夕食をみんなで食べると子どもたちは「楽しい」と話し、自然と笑顔がこぼれる。「ひとりの時よりみんなで一緒に食べる方がおいしく感じる」と6年生の子どもは笑顔で話す。
広がる子ども食堂の輪
共働きやひとり親家庭の割合は全国的に増えていて、県内も例外ではない。そんな中、長崎市内には現在25カ所の子ども食堂がある。
運営のペースは週1回~季節に1回などそれぞれだ。子どもに限らず地域に住む人の「居場所作り」にも貢献している。
長崎市子ども食堂ネットワーク代表の島田美穂里さんは「みなさんを応援する気持ちで子ども食堂を開催している。行ける時に行ける場所に行ってほしい」と話す。

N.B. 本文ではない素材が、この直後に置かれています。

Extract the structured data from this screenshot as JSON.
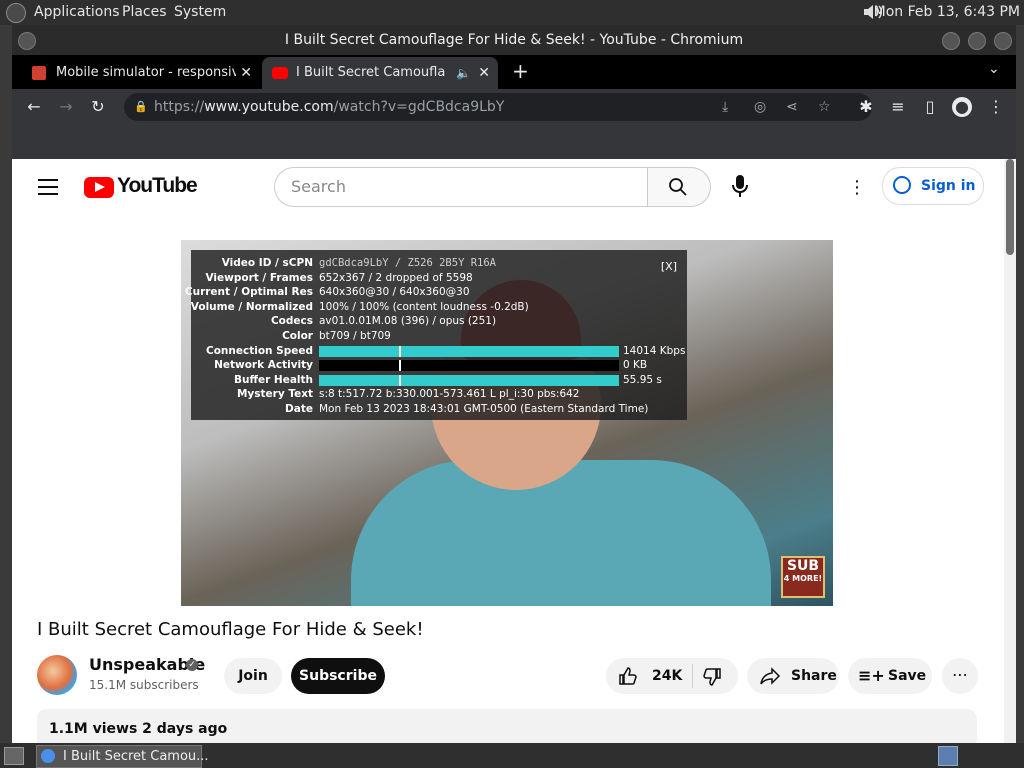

子ども食堂は単なる食事の提供にとどまらず、地域コミュニティの核としての役割も果たしているのだ。
物価高騰の中で果たす役割
この夏、市民の生活に影響しているのが「物価の上昇」だ。
6月の消費者物価指数を見ても総合で108.2と、前年同月比で2.8%上昇。主婦からは「数年前に比べて1回当たりのスーパーでの買い物の金額が1000円~2000円上がったと感じる」「買い物に行くとき1週間ごとに高くなっていると感じる」という声も聞かれる。食費や光熱費などが日頃より多くかかる夏休みの悩みはつきない。
そんな中、子ども食堂は地域の「居場所作り」と同時に、生活に困っている人に手を差し伸べる「支援」の役割も担っている。とまち子ども食堂では、米やお菓子などをおみやげとして渡しているのだ。
「夏休みに入ると給食がなくなるので家庭で活用してもらえればと思って始めた。喜んでもらえている」と井口代表は語る。
とまち子ども食堂では夏休みの期間中、毎週1回、自習室を開いて宿題の手伝いや食事の提供することにしている。
子どもたちの学習支援と食事支援を同時に行うことで、夏休み中の子育て家庭の負担軽減にも一役買っている。とまち子ども食堂の「夜の居場所」は毎月第2木曜日で、次回は8月8日に開催予定。子ども食堂は、子どもたちの笑顔を守り、地域のつながりを深める重要な存在となっている。